A seleção brasileira inicia sua caminhada em busca do hexacampeonato mundial neste sábado, 13 de junho de 2026, enfrentando a seleção do Marrocos no New York/New Jersey Stadium, em East Rutherford. Sob o comando do técnico italiano Carlo Ancelotti, a equipe entra em campo pelo Grupo C em um dos palcos mais vigiados da competição, conhecido tanto por sua modernidade quanto pelo histórico de preocupações com a integridade física dos atletas devido ao gramado. O confronto marca a estreia oficial do Brasil no torneio sediado conjuntamente por Estados Unidos, México e Canadá, atraindo as atenções para a nova dinâmica tática implementada pela comissão técnica europeia.
Para o duelo de estreia, Ancelotti confirmou modificações importantes e esclareceu a situação de Neymar, que não foi relacionado para a partida inicial. Segundo o treinador, a ausência do craque é uma medida de precaução para garantir sua recuperação plena ao longo da fase de grupos. Sem o camisa 10, a escalação brasileira traz Lucas Paquetá entre os titulares e a jovem promessa Endrick como uma das principais peças ofensivas. A equipe titular conta ainda com a experiência de Marquinhos na zaga e o protagonismo de Vinicius Junior, que deve travar um duelo particular nas pontas com o lateral marroquino Achraf Hakimi.
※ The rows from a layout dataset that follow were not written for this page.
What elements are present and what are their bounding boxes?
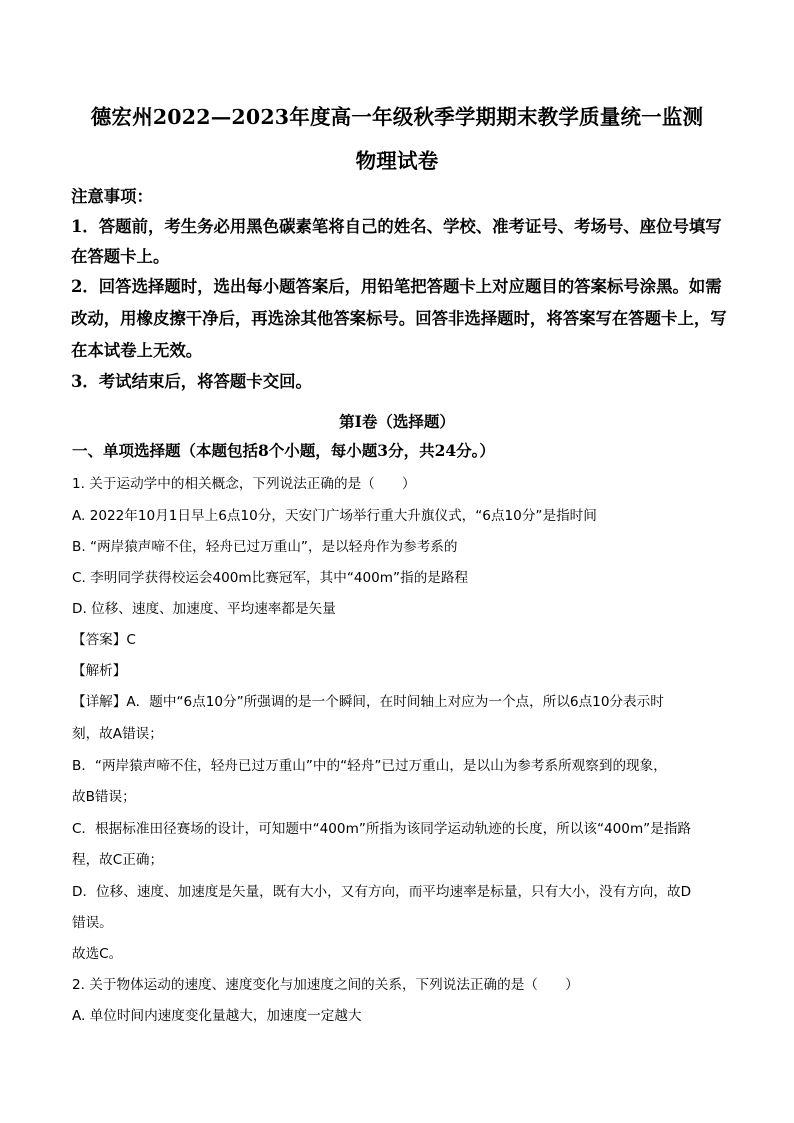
analysis-line: B．“两岸猿声啼不住，轻舟已过万重山”中的“轻舟”已过万重山，是以山为参考系所观察到的现象， (72, 758, 667, 774)
analysis-line: C．根据标准田径赛场的设计，可知题中“400m”所指为该同学运动轨迹的长度，所以该“400m”是指路 (72, 821, 692, 837)
notice-heading: 注意事项： (71, 187, 153, 206)
analysis-line: 错误。 (72, 915, 113, 931)
notice-line: 1．答题前，考生务必用黑色碳素笔将自己的姓名、学校、准考证号、考场号、座位号填写 (71, 217, 722, 236)
analysis-line: 【详解】A．题中“6点10分”所强调的是一个瞬间，在时间轴上对应为一个点，所以6点10分表示时 (72, 694, 664, 710)
notice-line: 改动，用橡皮擦干净后，再选涂其他答案标号。回答非选择题时，将答案写在答题卡上，写 (71, 309, 727, 328)
analysis-label: 【解析】 (72, 663, 127, 679)
analysis-line: 故选C。 (72, 946, 123, 962)
exam-subtitle: 物理试卷 (355, 149, 439, 173)
question-option: C. 李明同学获得校运会400m比赛冠军，其中“400m”指的是路程 (72, 570, 469, 586)
analysis-line: D．位移、速度、加速度是矢量，既有大小，又有方向，而平均速率是标量，只有大小，没有方向，故D (72, 884, 692, 900)
notice-line: 在本试卷上无效。 (71, 341, 203, 360)
notice-line: 2．回答选择题时，选出每小题答案后，用铅笔把答题卡上对应题目的答案标号涂黑。如需 (71, 277, 722, 296)
analysis-line: 刻，故A错误； (72, 726, 163, 742)
volume-title: 第Ⅰ卷（选择题） (339, 412, 455, 431)
analysis-line: 程，故C正确； (72, 852, 164, 868)
part-title: 一、单项选择题（本题包括8个小题，每小题3分，共24分。） (72, 441, 495, 460)
question-option: A. 2022年10月1日早上6点10分，天安门广场举行重大升旗仪式，“6点10分”是指时间 (72, 508, 597, 524)
question-option: A. 单位时间内速度变化量越大，加速度一定越大 (72, 1008, 362, 1024)
notice-line: 3．考试结束后，将答题卡交回。 (71, 372, 312, 391)
question-option: D. 位移、速度、加速度、平均速率都是矢量 (72, 601, 336, 617)
notice-line: 在答题卡上。 (71, 247, 170, 266)
question-stem: 1. 关于运动学中的相关概念，下列说法正确的是（ ） (72, 476, 416, 492)
question-stem: 2. 关于物体运动的速度、速度变化与加速度之间的关系，下列说法正确的是（ ） (72, 977, 579, 993)
question-option: B. “两岸猿声啼不住，轻舟已过万重山”，是以轻舟作为参考系的 (72, 539, 458, 555)
exam-title: 德宏州2022—2023年度高一年级秋季学期期末教学质量统一监测 (90, 105, 704, 129)
answer-label: 【答案】C (72, 632, 136, 648)
analysis-line: 故B错误； (72, 789, 136, 805)
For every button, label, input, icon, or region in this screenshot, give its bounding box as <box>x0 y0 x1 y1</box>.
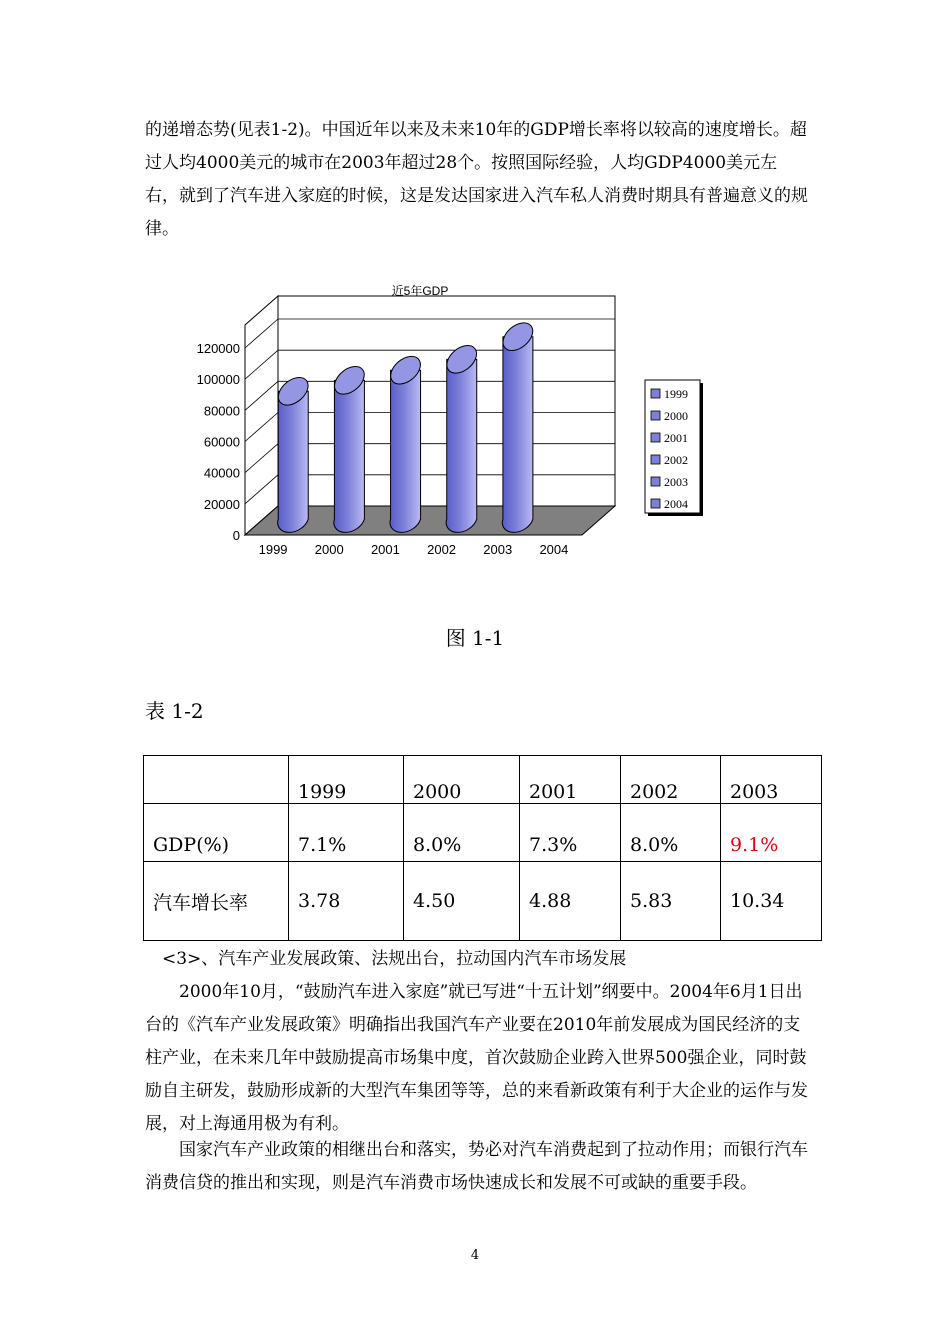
table-cell: 5.83 <box>621 862 721 941</box>
table-header-cell <box>144 756 289 804</box>
legend-label: 2003 <box>664 475 688 489</box>
legend-swatch <box>651 455 660 464</box>
table-cell: 3.78 <box>289 862 404 941</box>
y-tick-label: 20000 <box>203 496 240 512</box>
table-cell: 8.0% <box>404 804 520 862</box>
legend-label: 1999 <box>664 387 688 401</box>
chart-bar <box>278 391 309 532</box>
legend-label: 2001 <box>664 431 688 445</box>
legend-swatch <box>651 389 660 398</box>
chart-bar <box>390 370 421 532</box>
growth-table <box>143 755 822 941</box>
legend-swatch <box>651 433 660 442</box>
credit-paragraph: 国家汽车产业政策的相继出台和落实，势必对汽车消费起到了拉动作用；而银行汽车消费信贷的推出和实现，则是汽车消费市场快速成长和发展不可或缺的重要手段。 <box>145 1140 808 1193</box>
table-header-cell: 2002 <box>621 756 721 804</box>
table-cell: 8.0% <box>621 804 721 862</box>
gdp-chart-svg <box>170 272 730 572</box>
legend-label: 2000 <box>664 409 688 423</box>
table-cell: 10.34 <box>721 862 822 941</box>
table-row <box>144 804 822 862</box>
x-tick-label: 2003 <box>483 542 513 557</box>
y-tick-label: 120000 <box>196 341 240 356</box>
y-tick-label: 80000 <box>203 403 240 419</box>
legend-label: 2004 <box>664 497 688 511</box>
legend-swatch <box>651 411 660 420</box>
policy-paragraph: 2000年10月，“鼓励汽车进入家庭”就已写进“十五计划”纲要中。2004年6月1日出台的《汽车产业发展政策》明确指出我国汽车产业要在2010年前发展成为国民经济的支柱产业，在未来几年中鼓励提高市场集中度，首次鼓励企业跨入世界500强企业，同时鼓励自主研发，鼓励形成新的大型汽车集团等等，总的来看新政策有利于大企业的运作与发展，对上海通用极为有利。 <box>145 982 808 1134</box>
table-header-row <box>144 756 822 804</box>
table-cell: 7.1% <box>289 804 404 862</box>
table-cell: 汽车增长率 <box>144 862 289 941</box>
table-header-cell: 1999 <box>289 756 404 804</box>
y-tick-label: 100000 <box>196 372 240 388</box>
section-heading: <3>、汽车产业发展政策、法规出台，拉动国内汽车市场发展 <box>162 949 627 969</box>
table-cell: 4.88 <box>520 862 621 941</box>
gdp-chart <box>170 272 730 572</box>
table-cell: 4.50 <box>404 862 520 941</box>
legend-label: 2002 <box>664 453 688 467</box>
chart-title: 近5年GDP <box>391 284 449 298</box>
legend-swatch <box>651 477 660 486</box>
y-tick-label: 0 <box>232 528 240 543</box>
table-header-cell: 2000 <box>404 756 520 804</box>
figure-caption: 图 1-1 <box>445 626 505 650</box>
intro-paragraph: 的递增态势(见表1-2)。中国近年以来及未来10年的GDP增长率将以较高的速度增长。超过人均4000美元的城市在2003年超过28个。按照国际经验，人均GDP4000美元左右，就到了汽车进入家庭的时候，这是发达国家进入汽车私人消费时期具有普遍意义的规律。 <box>145 120 808 239</box>
table-header-cell: 2003 <box>721 756 822 804</box>
table-cell-highlight: 9.1% <box>721 804 822 862</box>
y-tick-label: 40000 <box>203 465 240 481</box>
table-row <box>144 862 822 941</box>
x-tick-label: 1999 <box>258 542 288 557</box>
page-number: 4 <box>470 1248 480 1263</box>
table-cell: 7.3% <box>520 804 621 862</box>
table-cell: GDP(%) <box>144 804 289 862</box>
x-tick-label: 2001 <box>370 542 400 557</box>
table-header-cell: 2001 <box>520 756 621 804</box>
x-tick-label: 2000 <box>314 542 344 557</box>
chart-bar <box>334 380 365 532</box>
table-title: 表 1-2 <box>145 699 204 723</box>
y-tick-label: 60000 <box>203 434 240 450</box>
chart-bar <box>446 359 477 532</box>
x-tick-label: 2004 <box>539 542 569 557</box>
chart-bar <box>502 337 533 533</box>
x-tick-label: 2002 <box>427 542 457 557</box>
legend-swatch <box>651 499 660 508</box>
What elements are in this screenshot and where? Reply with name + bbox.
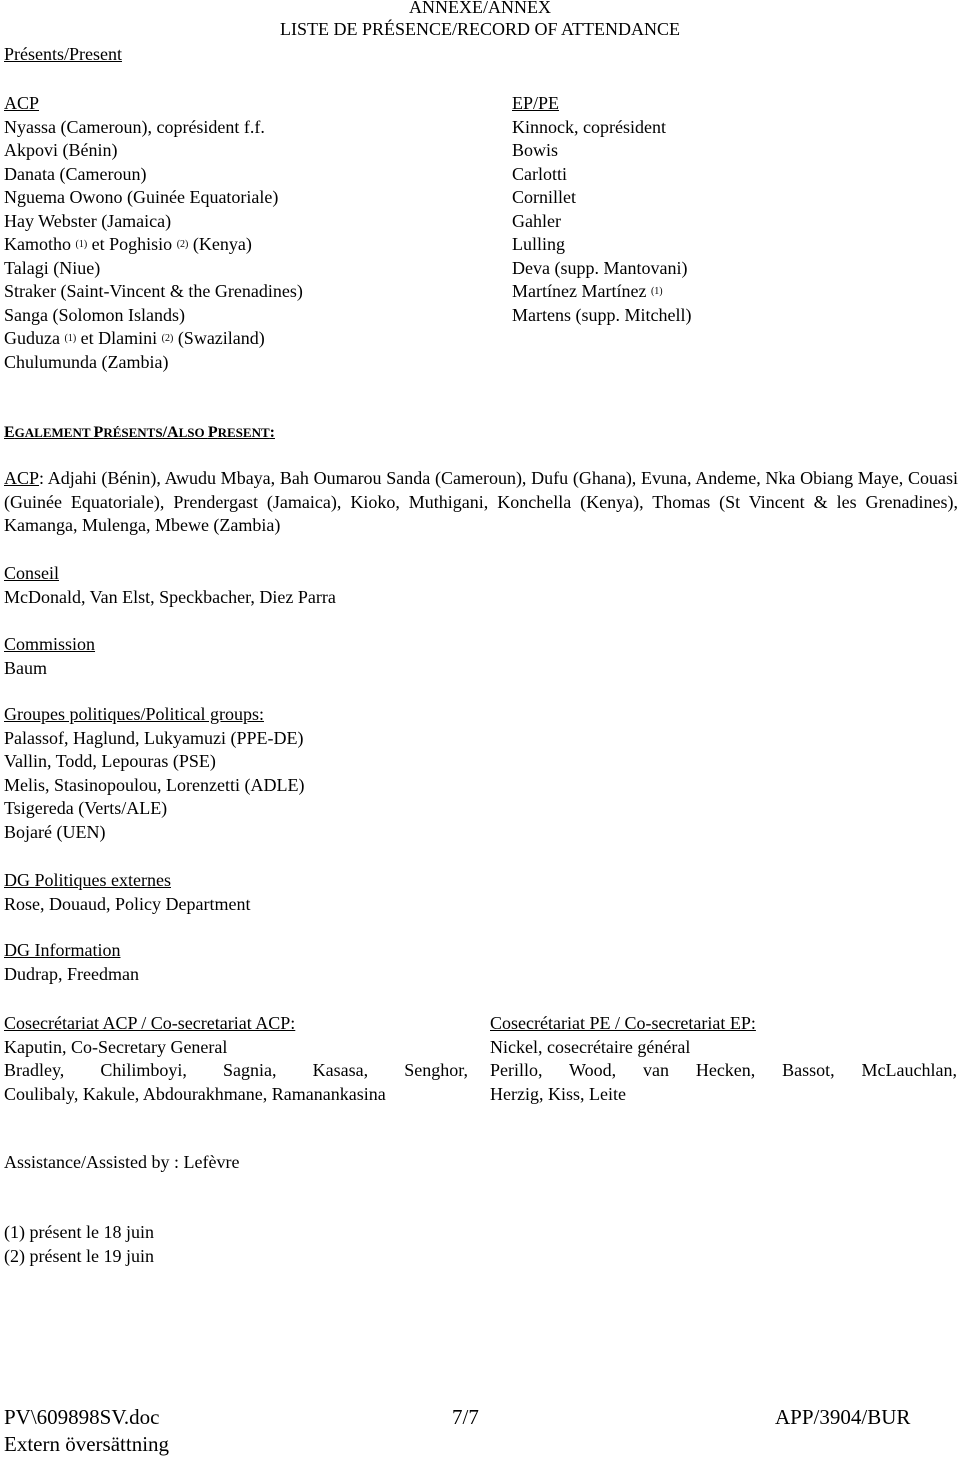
cosecretariat-acp-line: Bradley, Chilimboyi, Sagnia, Kasasa, Senghor,: [4, 1060, 468, 1080]
political-groups-section: [4, 703, 304, 844]
acp-members-column: [4, 92, 303, 374]
cosecretariat-ep-label: Cosecrétariat PE / Co-secretariat EP:: [490, 1013, 756, 1033]
commission-label: Commission: [4, 634, 96, 654]
ep-member: Cornillet: [512, 187, 576, 207]
ep-member: Lulling: [512, 234, 565, 254]
cosecretariat-acp-label: Cosecrétariat ACP / Co-secretariat ACP:: [4, 1013, 296, 1033]
cosecretariat-acp-line: Coulibaly, Kakule, Abdourakhmane, Ramanankasina: [4, 1083, 386, 1104]
acp-member: Nyassa (Cameroun), coprésident f.f.: [4, 116, 265, 137]
ep-member: Deva (supp. Mantovani): [512, 257, 688, 278]
acp-member: Danata (Cameroun): [4, 163, 147, 184]
footnote: (2) présent le 19 juin: [4, 1245, 154, 1266]
acp-member: Hay Webster (Jamaica): [4, 210, 172, 231]
cosecretariat-acp-section: [4, 1012, 468, 1106]
acp-label: ACP: [4, 468, 40, 488]
assistance-line: Assistance/Assisted by : Lefèvre: [4, 1152, 240, 1172]
footnotes: [4, 1221, 154, 1268]
footer-doc-name: PV\609898SV.doc: [4, 1405, 160, 1429]
conseil-section: [4, 562, 336, 609]
footer-reference: APP/3904/BUR: [775, 1405, 911, 1429]
commission-names: Baum: [4, 657, 47, 678]
political-groups-label: Groupes politiques/Political groups:: [4, 704, 264, 724]
dg-external-names: Rose, Douaud, Policy Department: [4, 893, 251, 914]
cosecretariat-ep-section: [490, 1012, 957, 1106]
document-header: [250, 0, 710, 40]
cosecretariat-ep-line: Perillo, Wood, van Hecken, Bassot, McLauchlan,: [490, 1060, 957, 1080]
dg-external-label: DG Politiques externes: [4, 870, 171, 890]
ep-member: Kinnock, coprésident: [512, 116, 666, 137]
cosecretariat-ep-line: Herzig, Kiss, Leite: [490, 1083, 626, 1104]
present-label: Présents/Present: [4, 44, 122, 64]
ep-member: Gahler: [512, 210, 561, 231]
dg-info-label: DG Information: [4, 940, 121, 960]
acp-member: Talagi (Niue): [4, 257, 101, 278]
ep-label: EP/PE: [512, 93, 560, 113]
ep-members-column: [512, 92, 691, 327]
acp-member: Chulumunda (Zambia): [4, 351, 169, 372]
ep-member: Martens (supp. Mitchell): [512, 304, 692, 325]
conseil-label: Conseil: [4, 563, 60, 583]
also-present-heading: EGALEMENT PRÉSENTS/ALSO PRESENT:: [4, 424, 275, 441]
annex-title: ANNEXE/ANNEX: [409, 0, 551, 17]
dg-external-section: [4, 869, 250, 916]
ep-member: Carlotti: [512, 163, 567, 184]
cosecretariat-ep-line: Nickel, cosecrétaire général: [490, 1036, 691, 1057]
footnote: (1) présent le 18 juin: [4, 1222, 154, 1242]
conseil-names: McDonald, Van Elst, Speckbacher, Diez Parra: [4, 586, 336, 607]
footer-page-number: 7/7: [452, 1405, 479, 1429]
acp-member: Guduza $^{(1)}$ et Dlamini $^{(2)}$ (Swaziland): [4, 328, 265, 348]
dg-info-names: Dudrap, Freedman: [4, 963, 139, 984]
attendance-title: LISTE DE PRÉSENCE/RECORD OF ATTENDANCE: [279, 19, 681, 39]
acp-member: Kamotho $^{(1)}$ et Poghisio $^{(2)}$ (Kenya): [4, 234, 252, 254]
acp-member: Sanga (Solomon Islands): [4, 304, 185, 325]
acp-member: Straker (Saint-Vincent & the Grenadines): [4, 281, 303, 301]
commission-section: [4, 633, 95, 680]
ep-member: Bowis: [512, 140, 559, 160]
acp-member: Akpovi (Bénin): [4, 140, 118, 160]
acp-label: ACP: [4, 93, 40, 113]
political-group-line: Tsigereda (Verts/ALE): [4, 798, 168, 818]
acp-names: : Adjahi (Bénin), Awudu Mbaya, Bah Oumarou Sanda (Cameroun), Dufu (Ghana), Evuna, Andeme, Nka Obiang Maye, Couasi (Guinée Equatoriale), Prendergast (Jamaica), Kioko, Muthigani, Konchella (Kenya), Thomas (St Vincent & les Grenadines), Kamanga, Mulenga, Mbewe (Zambia): [4, 468, 958, 535]
political-group-line: Bojaré (UEN): [4, 821, 106, 842]
ep-member: Martínez Martínez $^{(1)}$: [512, 281, 663, 301]
political-group-line: Vallin, Todd, Lepouras (PSE): [4, 751, 216, 771]
dg-info-section: [4, 939, 139, 986]
also-present-acp-paragraph: [4, 467, 958, 538]
footer-translation: Extern översättning: [4, 1432, 170, 1456]
political-group-line: Palassof, Haglund, Lukyamuzi (PPE-DE): [4, 727, 304, 748]
political-group-line: Melis, Stasinopoulou, Lorenzetti (ADLE): [4, 774, 305, 795]
cosecretariat-acp-line: Kaputin, Co-Secretary General: [4, 1036, 228, 1057]
footer-left: [4, 1404, 169, 1458]
acp-member: Nguema Owono (Guinée Equatoriale): [4, 187, 279, 207]
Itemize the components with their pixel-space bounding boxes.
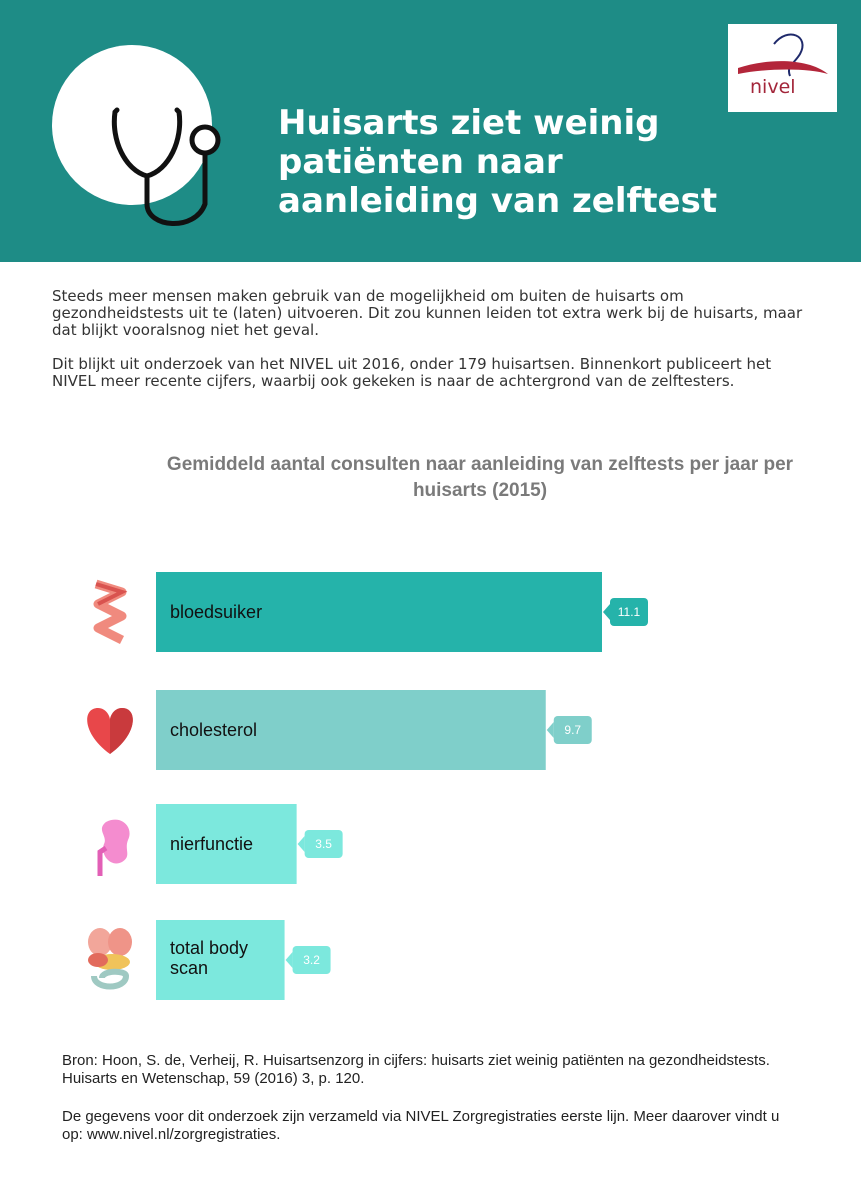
intro-paragraph-2: Dit blijkt uit onderzoek van het NIVEL uit 2016, onder 179 huisartsen. Binnenkort publiceert het NIVEL meer recente cijfers, waarbij ook gekeken is naar de achtergrond van de zelftesters.: [52, 355, 772, 390]
page-title: Huisarts ziet weinig patiënten naar aanleiding van zelftest: [278, 103, 718, 221]
kidney-icon: [100, 820, 130, 876]
data-label: 3.2: [303, 953, 320, 967]
bar-chart: [0, 540, 861, 1020]
dna-helix-icon: [96, 584, 122, 640]
chart-title: Gemiddeld aantal consulten naar aanleiding van zelftests per jaar per huisarts (2015): [166, 454, 794, 501]
organs-icon: [88, 928, 132, 987]
footer-note: De gegevens voor dit onderzoek zijn verzameld via NIVEL Zorgregistraties eerste lijn. Meer daarover vindt u op: www.nivel.nl/zorgregistraties.: [62, 1108, 780, 1143]
data-label-pointer: [298, 836, 305, 852]
category-label: cholesterol: [170, 720, 258, 740]
data-label: 11.1: [617, 605, 641, 619]
data-label: 3.5: [315, 837, 332, 851]
category-label: nierfunctie: [170, 834, 254, 854]
data-label-pointer: [603, 604, 610, 620]
heart-icon: [87, 708, 133, 754]
stethoscope-icon: [95, 100, 245, 240]
intro-paragraph-1: Steeds meer mensen maken gebruik van de mogelijkheid om buiten de huisarts om gezondheidstests uit te (laten) uitvoeren. Dit zou kunnen leiden tot extra werk bij de huisarts, maar dat blijkt vooralsnog niet het geval.: [52, 287, 803, 339]
data-label-pointer: [547, 722, 554, 738]
source-citation: Bron: Hoon, S. de, Verheij, R. Huisartsenzorg in cijfers: huisarts ziet weinig patiënten na gezondheidstests. Huisarts en Wetenschap, 59 (2016) 3, p. 120.: [62, 1052, 770, 1087]
nivel-logo-mark: [728, 24, 837, 112]
nivel-logo: [728, 24, 837, 112]
category-label: total body scan: [170, 938, 249, 978]
logo-text: nivel: [750, 76, 796, 98]
data-label: 9.7: [564, 723, 582, 737]
category-label: bloedsuiker: [170, 602, 263, 622]
data-label-pointer: [286, 952, 293, 968]
header-banner: [0, 0, 861, 262]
O adversário brasileiro chega ao Mundial com uma campanha sólida de invencibilidade e um elenco marcado pela diversidade de perfis. Entre os jogadores marroquinos que enfrentam o Brasil, destacam-se atletas com trajetórias pouco convencionais, como um estudante de física, um ex-jogador de futsal e até o filho de uma lenda do tênis mundial. Essa composição reflete a renovação do futebol africano, que busca surpreender as potências tradicionais logo na primeira rodada. Enquanto isso, nos bastidores do Mundial, tendências de marketing também chamam a atenção, como a predominância de chuteiras cor-de-rosa utilizadas por diversos atletas como parte de estratégias comerciais das fornecedoras de material esportivo.
Além do campo brasileiro, a rodada da Copa do Mundo registrou o empate entre Catar e Suíça por 1 a 1 pelo Grupo B, em Santa Clara. O jogo foi histórico por registrar o primeiro gol de pênalti desta edição, convertido pelo atacante suíço Breel Embolo, após Boualem Khoukhi abrir o placar para os cataris. Fora das quatro linhas, o torneio é classificado por especialistas e pela própria Fifa como o maior evento já realizado, mas enfrenta controvérsias políticas. A Federação Iraniana de Futebol protestou contra a revogação de ingressos para seus torcedores e restrições à exibição de bandeiras históricas, elevando a tensão para as partidas que ocorrerão em Los Angeles.
A influência política se estende às lideranças dos países-sede, como demonstrado pelo contato direto do presidente dos Estados Unidos, Donald Trump, com o técnico da seleção americana, Mauricio Pochettino, antes da vitória na estreia contra o Paraguai. O governo dos Estados Unidos também mantém negociações paralelas sobre tarifas comerciais e acordos diplomáticos com o Irã, o que acaba reverberando no clima organizacional do evento. Com investimentos recordes e preços de ingressos elevados, esta edição da Copa do Mundo testa a capacidade comercial do esporte em território norte-americano e o limite da paciência dos torcedores com as questões geopolíticas envolvidas.
Os próximos passos da seleção brasileira dependem do resultado em Nova Jersey para definir a tranquilidade no restante da fase de grupos. Após o confronto contra o Marrocos, a comissão técnica avaliará a evolução clínica de Neymar para determinar sua participação no segundo jogo. Paralelamente, a Fifa e os comitês organizadores locais seguem sob pressão para garantir que a logística e a segurança nas sedes atendam à demanda de um Mundial com formato expandido, enquanto o mundo aguarda para ver se o favoritismo das grandes seleções se confirmará diante de adversários cada vez mais preparados taticamente.